Как подчеркивает Ф. Энгельс, агностическое учение Юма о причинности опровергается общественно-исторической практикой, которая изменяет вещи и процессы таким образом, что выполняются ранее сделанные прогнозы и реализуются предварительно поставленные цели. «…Доказательство необходимости заключается в человеческой деятельности, в эксперименте, в труде: если я могу сделать некоторое post hoc, то оно становится тождественным с propter hoc… благодаря деятельности человека и обосновывается представление о причинности, представление о том, что одно движение есть причина другого» (7, стр. 544–545).

В ходе практического взаимодействия с объектами люди изменяют их не только в согласии с ранее полученными об этих объектах и их связях знаниями и со своими намерениями изменить их так-то и так-то, но и в соответствии со своими стремлениями лучше и полнее при этом познать мир. Эти стремления осуществляются не сразу, но все же они осуществляются вопреки уверениям Юма в его «Трактате…», будто люди никогда не смогут надежно познать причины, по которым хлеб способен их насыщать, а болезни могут одолеть человеческий организм или же оказаться им побежденными и т. д. Конечно, познание причинно-следственных связей и закономерностей дело нелегкое, и оно дается не сразу. «…Иногда случается, — писал Энгельс, — что не повторяется того же самого, что капсюль или порох отказываются служить, что ствол ружья разрывается и т. д. Но именно это доказывает причинность… ибо для каждого подобного отклонения от правила мы можем, произведя соответствующее исследование, найти его причину…» (7, стр. 545). Итак, люди в состоянии познавать связи между причинами и следствиями.

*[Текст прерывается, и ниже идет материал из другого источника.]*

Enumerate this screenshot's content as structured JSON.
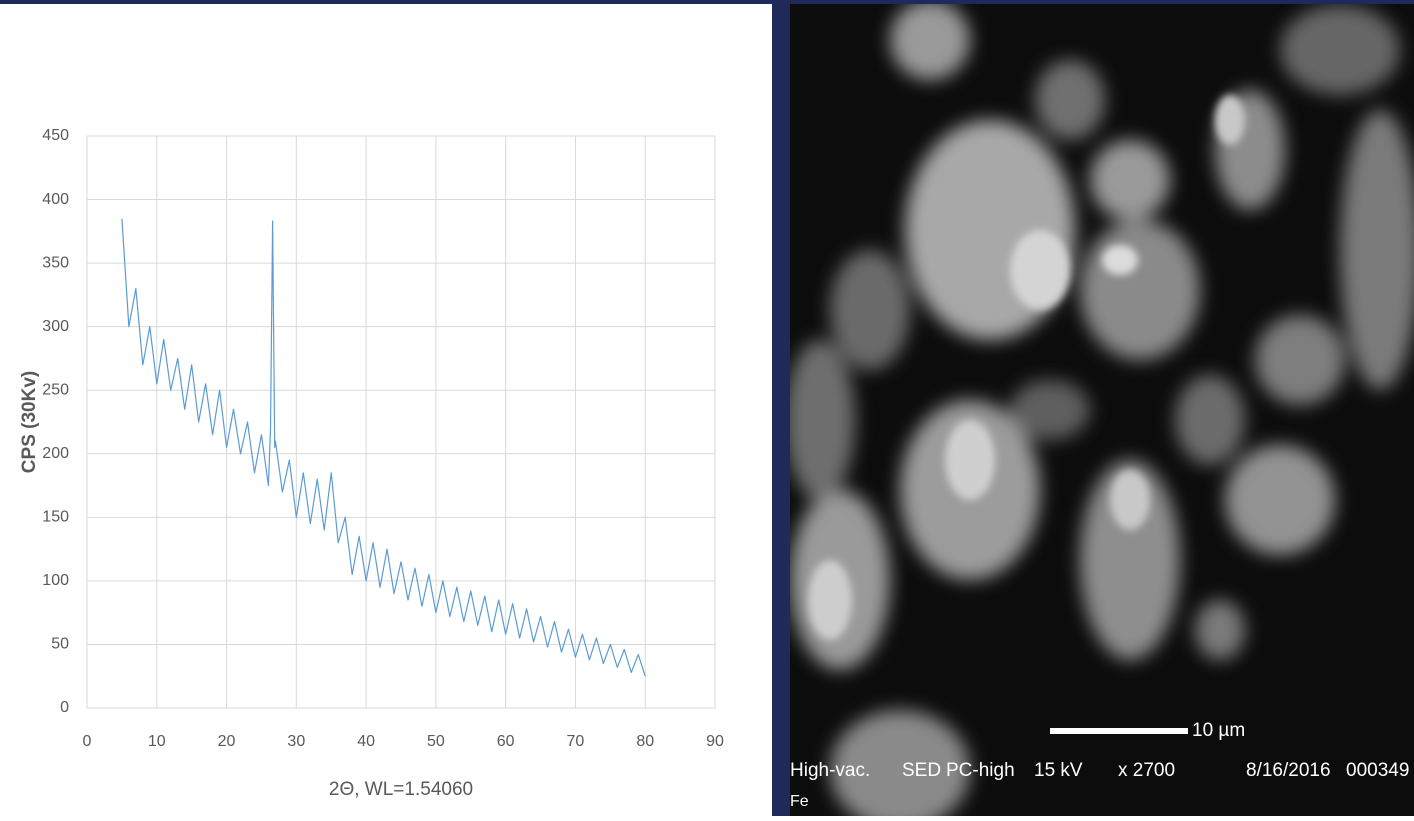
{
  "chart_data": {
    "type": "line",
    "y_label": "CPS (30Kv)",
    "x_label": "2Θ, WL=1.54060",
    "xlim": [
      0,
      90
    ],
    "xticks": [
      0,
      10,
      20,
      30,
      40,
      50,
      60,
      70,
      80,
      90
    ],
    "ylim": [
      0,
      450
    ],
    "yticks": [
      0,
      50,
      100,
      150,
      200,
      250,
      300,
      350,
      400,
      450
    ],
    "grid": true,
    "series": [
      {
        "color": "#5b9bd5",
        "x": [
          5,
          6,
          7,
          8,
          9,
          10,
          11,
          12,
          13,
          14,
          15,
          16,
          17,
          18,
          19,
          20,
          21,
          22,
          23,
          24,
          25,
          26,
          26.3,
          26.6,
          26.9,
          27,
          28,
          29,
          30,
          31,
          32,
          33,
          34,
          35,
          36,
          37,
          38,
          39,
          40,
          41,
          42,
          43,
          44,
          45,
          46,
          47,
          48,
          49,
          50,
          51,
          52,
          53,
          54,
          55,
          56,
          57,
          58,
          59,
          60,
          61,
          62,
          63,
          64,
          65,
          66,
          67,
          68,
          69,
          70,
          71,
          72,
          73,
          74,
          75,
          76,
          77,
          78,
          79,
          80
        ],
        "values": [
          385,
          300,
          330,
          270,
          300,
          255,
          290,
          250,
          275,
          235,
          270,
          225,
          255,
          215,
          250,
          205,
          235,
          200,
          225,
          185,
          215,
          175,
          220,
          383,
          205,
          210,
          170,
          195,
          150,
          185,
          145,
          180,
          140,
          185,
          130,
          150,
          105,
          135,
          100,
          130,
          95,
          125,
          90,
          115,
          85,
          110,
          80,
          105,
          75,
          100,
          72,
          95,
          68,
          92,
          65,
          88,
          60,
          85,
          58,
          82,
          55,
          78,
          52,
          72,
          48,
          68,
          44,
          62,
          40,
          58,
          38,
          55,
          35,
          50,
          32,
          46,
          28,
          42,
          25
        ]
      }
    ]
  },
  "sem_image": {
    "scale_bar": "10 µm",
    "info": [
      "High-vac.",
      "SED",
      "PC-high",
      "15 kV",
      "x 2700",
      "8/16/2016",
      "000349"
    ],
    "element": "Fe"
  }
}
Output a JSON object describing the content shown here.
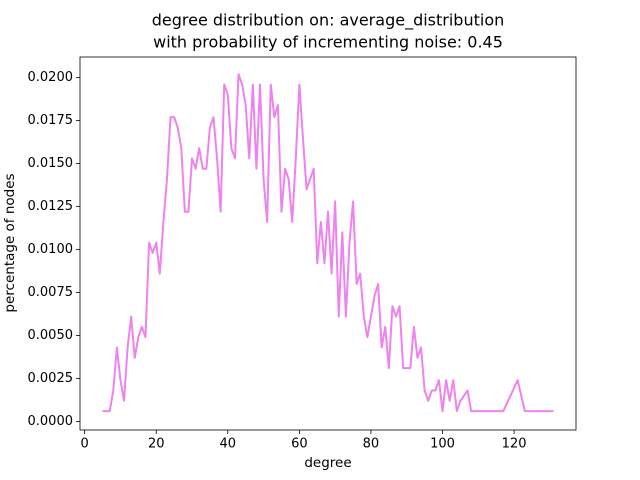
{
  "chart_data": {
    "type": "line",
    "title": [
      "degree distribution on: average_distribution",
      " with probability of incrementing noise: 0.45"
    ],
    "xlabel": "degree",
    "ylabel": "percentage of nodes",
    "color": "#ee82ee",
    "x": [
      5,
      7,
      8,
      9,
      10,
      11,
      12,
      13,
      14,
      15,
      16,
      17,
      18,
      19,
      20,
      21,
      22,
      23,
      24,
      25,
      26,
      27,
      28,
      29,
      30,
      31,
      32,
      33,
      34,
      35,
      36,
      37,
      38,
      39,
      40,
      41,
      42,
      43,
      44,
      45,
      46,
      47,
      48,
      49,
      50,
      51,
      52,
      53,
      54,
      55,
      56,
      57,
      58,
      59,
      60,
      61,
      62,
      63,
      64,
      65,
      66,
      67,
      68,
      69,
      70,
      71,
      72,
      73,
      74,
      75,
      76,
      77,
      78,
      79,
      80,
      81,
      82,
      83,
      84,
      85,
      86,
      87,
      88,
      89,
      90,
      91,
      92,
      93,
      94,
      95,
      96,
      97,
      98,
      99,
      100,
      101,
      102,
      103,
      104,
      105,
      107,
      108,
      110,
      117,
      121,
      123,
      125,
      131
    ],
    "values": [
      0.0006,
      0.0006,
      0.0018,
      0.0043,
      0.0024,
      0.0012,
      0.0043,
      0.0061,
      0.0037,
      0.0049,
      0.0055,
      0.0049,
      0.0104,
      0.0098,
      0.0104,
      0.0086,
      0.0116,
      0.0141,
      0.0177,
      0.0177,
      0.0171,
      0.0159,
      0.0122,
      0.0122,
      0.0153,
      0.0147,
      0.0159,
      0.0147,
      0.0147,
      0.0171,
      0.0177,
      0.0153,
      0.0122,
      0.0196,
      0.019,
      0.0159,
      0.0153,
      0.0202,
      0.0196,
      0.0184,
      0.0153,
      0.0196,
      0.0147,
      0.0196,
      0.0141,
      0.0116,
      0.0196,
      0.0177,
      0.0184,
      0.0122,
      0.0147,
      0.0141,
      0.0116,
      0.0153,
      0.0196,
      0.0165,
      0.0135,
      0.0141,
      0.0147,
      0.0092,
      0.0116,
      0.0092,
      0.0122,
      0.0086,
      0.0128,
      0.0061,
      0.011,
      0.0061,
      0.0104,
      0.0128,
      0.008,
      0.0086,
      0.0061,
      0.0049,
      0.0061,
      0.0073,
      0.008,
      0.0043,
      0.0055,
      0.0031,
      0.0067,
      0.0061,
      0.0067,
      0.0031,
      0.0031,
      0.0031,
      0.0055,
      0.0037,
      0.0043,
      0.0018,
      0.0012,
      0.0018,
      0.0018,
      0.0024,
      0.0006,
      0.0024,
      0.0012,
      0.0024,
      0.0006,
      0.0012,
      0.0018,
      0.0006,
      0.0006,
      0.0006,
      0.0024,
      0.0006,
      0.0006,
      0.0006
    ],
    "xlim": [
      -1.3,
      137.3
    ],
    "xticks": [
      0,
      20,
      40,
      60,
      80,
      100,
      120
    ],
    "ylim": [
      -0.0005,
      0.0212
    ],
    "yticks": [
      {
        "value": 0,
        "label": "0.0000"
      },
      {
        "value": 0.0025,
        "label": "0.0025"
      },
      {
        "value": 0.005,
        "label": "0.0050"
      },
      {
        "value": 0.0075,
        "label": "0.0075"
      },
      {
        "value": 0.01,
        "label": "0.0100"
      },
      {
        "value": 0.0125,
        "label": "0.0125"
      },
      {
        "value": 0.015,
        "label": "0.0150"
      },
      {
        "value": 0.0175,
        "label": "0.0175"
      },
      {
        "value": 0.02,
        "label": "0.0200"
      }
    ]
  }
}
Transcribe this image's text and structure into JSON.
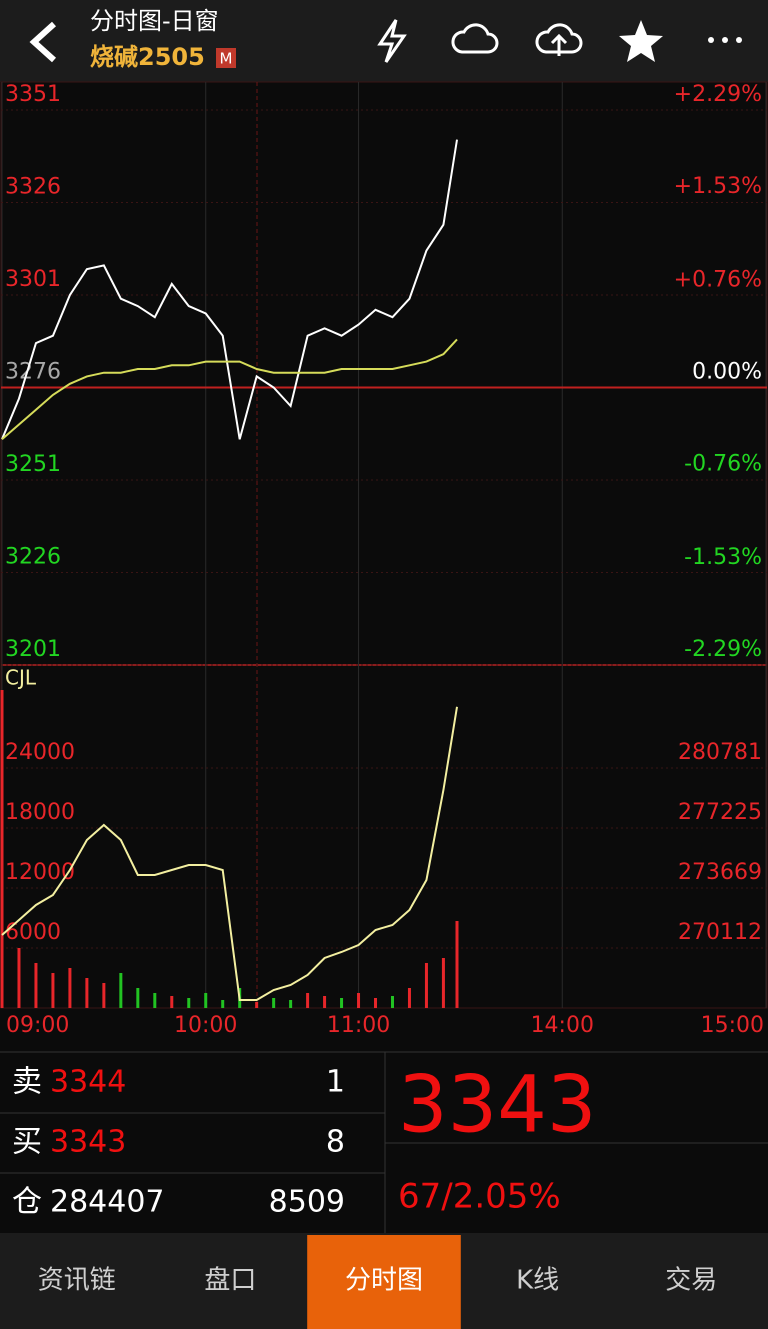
{
  "header": {
    "title": "分时图-日窗",
    "subtitle": "烧碱2505",
    "badge": "M"
  },
  "chart_data": [
    {
      "type": "line",
      "x": [
        0,
        5,
        10,
        15,
        20,
        25,
        30,
        35,
        40,
        45,
        50,
        55,
        60,
        65,
        70,
        75,
        80,
        85,
        90,
        95,
        100,
        105,
        110,
        115,
        120,
        125,
        130,
        134
      ],
      "xlim": [
        0,
        225
      ],
      "ylim": [
        3201,
        3351
      ],
      "yticks": [
        3351,
        3326,
        3301,
        3276,
        3251,
        3226,
        3201
      ],
      "y2lim": [
        -2.29,
        2.29
      ],
      "y2ticks": [
        {
          "value": 2.29,
          "label": "+2.29%"
        },
        {
          "value": 1.53,
          "label": "+1.53%"
        },
        {
          "value": 0.76,
          "label": "+0.76%"
        },
        {
          "value": 0,
          "label": "0.00%"
        },
        {
          "value": -0.76,
          "label": "-0.76%"
        },
        {
          "value": -1.53,
          "label": "-1.53%"
        },
        {
          "value": -2.29,
          "label": "-2.29%"
        }
      ],
      "series": [
        {
          "color": "#ffffff",
          "values": [
            3262,
            3273,
            3288,
            3290,
            3301,
            3308,
            3309,
            3300,
            3298,
            3295,
            3304,
            3298,
            3296,
            3290,
            3262,
            3279,
            3276,
            3271,
            3290,
            3292,
            3290,
            3293,
            3297,
            3295,
            3300,
            3313,
            3320,
            3343
          ]
        },
        {
          "color": "#d6dc5a",
          "values": [
            3262,
            3266,
            3270,
            3274,
            3277,
            3279,
            3280,
            3280,
            3281,
            3281,
            3282,
            3282,
            3283,
            3283,
            3283,
            3281,
            3280,
            3280,
            3280,
            3280,
            3281,
            3281,
            3281,
            3281,
            3282,
            3283,
            3285,
            3289
          ]
        }
      ]
    },
    {
      "type": "bar",
      "label": "CJL",
      "x": [
        0,
        5,
        10,
        15,
        20,
        25,
        30,
        35,
        40,
        45,
        50,
        55,
        60,
        65,
        70,
        75,
        80,
        85,
        90,
        95,
        100,
        105,
        110,
        115,
        120,
        125,
        130,
        134
      ],
      "xlim": [
        0,
        225
      ],
      "xticks": [
        {
          "value": 0,
          "label": "09:00"
        },
        {
          "value": 60,
          "label": "10:00"
        },
        {
          "value": 105,
          "label": "11:00"
        },
        {
          "value": 165,
          "label": "14:00"
        },
        {
          "value": 225,
          "label": "15:00"
        }
      ],
      "ylim": [
        0,
        34100
      ],
      "yticks": [
        6000,
        12000,
        18000,
        24000
      ],
      "y2lim": [
        266556,
        286767
      ],
      "y2ticks": [
        270112,
        273669,
        277225,
        280781
      ],
      "up_color": "#e8262a",
      "down_color": "#22c322",
      "series": [
        {
          "type": "bar",
          "values": [
            31800,
            6000,
            4500,
            3500,
            4000,
            3000,
            2500,
            3500,
            2000,
            1500,
            1200,
            1000,
            1500,
            800,
            2000,
            600,
            1000,
            800,
            1500,
            1200,
            1000,
            1500,
            1000,
            1200,
            2000,
            4500,
            5000,
            8700
          ]
        },
        {
          "type": "line",
          "axis": "y2",
          "color": "#f3efa0",
          "values": [
            270883,
            271772,
            272661,
            273254,
            274735,
            276513,
            277402,
            276513,
            274439,
            274439,
            274735,
            275032,
            275032,
            274735,
            267030,
            267030,
            267623,
            267919,
            268512,
            269520,
            269875,
            270290,
            271179,
            271475,
            272364,
            274143,
            279477,
            284407
          ]
        }
      ]
    }
  ],
  "quote": {
    "rows": [
      {
        "label": "卖",
        "price": 3344,
        "volume": 1
      },
      {
        "label": "买",
        "price": 3343,
        "volume": 8
      },
      {
        "label": "仓",
        "price": 284407,
        "volume": 8509
      }
    ],
    "last": 3343,
    "change": "67/2.05%"
  },
  "tabs": {
    "items": [
      "资讯链",
      "盘口",
      "分时图",
      "K线",
      "交易"
    ],
    "active": 2
  }
}
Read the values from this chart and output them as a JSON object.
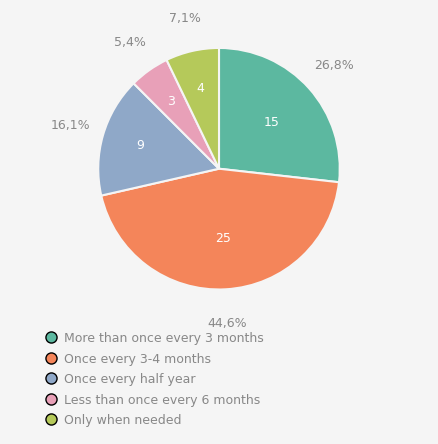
{
  "slices": [
    {
      "label": "More than once every 3 months",
      "value": 15,
      "pct": "26,8%",
      "color": "#5cb8a0",
      "n": "15"
    },
    {
      "label": "Once every 3-4 months",
      "value": 25,
      "pct": "44,6%",
      "color": "#f4855a",
      "n": "25"
    },
    {
      "label": "Once every half year",
      "value": 9,
      "pct": "16,1%",
      "color": "#8fa8c8",
      "n": "9"
    },
    {
      "label": "Less than once every 6 months",
      "value": 3,
      "pct": "5,4%",
      "color": "#e8a0b8",
      "n": "3"
    },
    {
      "label": "Only when needed",
      "value": 4,
      "pct": "7,1%",
      "color": "#b5c95a",
      "n": "4"
    }
  ],
  "background_color": "#f5f5f5",
  "text_color": "#888888",
  "label_pct_color": "#888888",
  "inner_label_color": "#ffffff",
  "font_size_pct": 9,
  "font_size_n": 9,
  "font_size_legend": 9
}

А что означает у Юма сам термин «познавать»? Что понимает он под переходом от одних знаний к другим, более надежным? Юм понимает «познание» как упорядочение впечатлений, а переход к более надежным знаниям — как смену одних схем упорядочения впечатлений другими. Когда спустя двести лет неопозитивист К. Поппер стал истолковывать процесс развития знаний как постоянное использование метода проб и ошибок и на этом основании возникла аналогия познания с поведением животного, ищущего выхода из лабиринта, он недалеко ушел от взглядов Юма, в принципе неспособных объяснить не только будущие, но и уже имеющиеся достижения науки. А когда другой представитель «философии анализа», И. Лакатос, признал, что наука развивается путем сложного процесса частичных «вытеснений» одних теоретических концепций другими, он тем самым отошел от юмистских традиций, оказавшихся несостоятельными.